I hope readers will realize that Wisconsin's diverse farms look nothing like the picture Pollan paints of modern agriculture. Things like cattle, cranberries, cabbage and cheese helped generate $59 billion for Wisconsin in 2007. Agriculture and food production employ one out of 12 Wisconsinites, a fact not to be discounted during a recession.

A nostalgic part of Pollan's message is that he wishes life would slow down, and we'd all grow a garden and cook meals like his great-grandmother. Fine, but I'm not going to farm the same way my great-grandfather did. Technology has improved many aspects of the way we live, including how we farm. I wonder if he'd ask the medical profession to go back in time, or if he's coming to Madison in a horse and buggy?

Today's farmer feeds 143 other people while being a good steward of the land, water and air. Despite providing affordable, nutritious food, farmers face attacks from the media, courts and government. To defend themselves they must explain not just what they do, but why they do it. That gets harder when the Pollans of the world see an evil empire behind every item in your refrigerator.

Not to be a spoiler, but the big lie in Pollan's book is exposed near its end. If we all just ate and grew food as he advocates, then eating would be a more enjoyable experience. It's a simplistic, preachy and unscientific answer to an issue that is immensely complex. Simply put, Pollan's plan would starve much of the world and require the rest to spend more time and money in pursuit of food. In a book littered with unsupportable claims, its conclusion is downright disturbing and immoral.

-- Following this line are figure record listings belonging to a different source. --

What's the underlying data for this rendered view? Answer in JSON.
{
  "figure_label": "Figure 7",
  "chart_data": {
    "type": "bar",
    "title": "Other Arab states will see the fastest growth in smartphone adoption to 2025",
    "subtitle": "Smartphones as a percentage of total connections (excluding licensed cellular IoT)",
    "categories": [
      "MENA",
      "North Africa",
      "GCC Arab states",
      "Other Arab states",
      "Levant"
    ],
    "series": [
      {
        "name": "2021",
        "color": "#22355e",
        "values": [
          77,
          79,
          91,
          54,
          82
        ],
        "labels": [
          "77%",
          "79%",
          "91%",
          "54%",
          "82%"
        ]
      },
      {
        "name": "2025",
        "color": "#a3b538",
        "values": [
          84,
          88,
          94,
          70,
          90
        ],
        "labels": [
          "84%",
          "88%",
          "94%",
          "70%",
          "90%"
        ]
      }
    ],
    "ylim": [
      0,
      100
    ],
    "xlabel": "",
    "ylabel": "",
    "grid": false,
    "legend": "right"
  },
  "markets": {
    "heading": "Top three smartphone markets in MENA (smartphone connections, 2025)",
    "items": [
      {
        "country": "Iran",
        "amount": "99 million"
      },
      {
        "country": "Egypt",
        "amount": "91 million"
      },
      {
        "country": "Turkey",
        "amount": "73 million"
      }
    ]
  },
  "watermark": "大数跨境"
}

As Pollan grabs the bully pulpit on the Madison campus to promote his book, will researchers and food scientists stand with us in defense of modern agriculture or stand mute while Pollan attempts to tear down the food system the UW helped build?

"In Defense of Food" is indefensible and certainly leaves a bad aftertaste.

Bill Bruins is a dairy farmer from Waupun and president of the Wisconsin Farm Bureau Federation.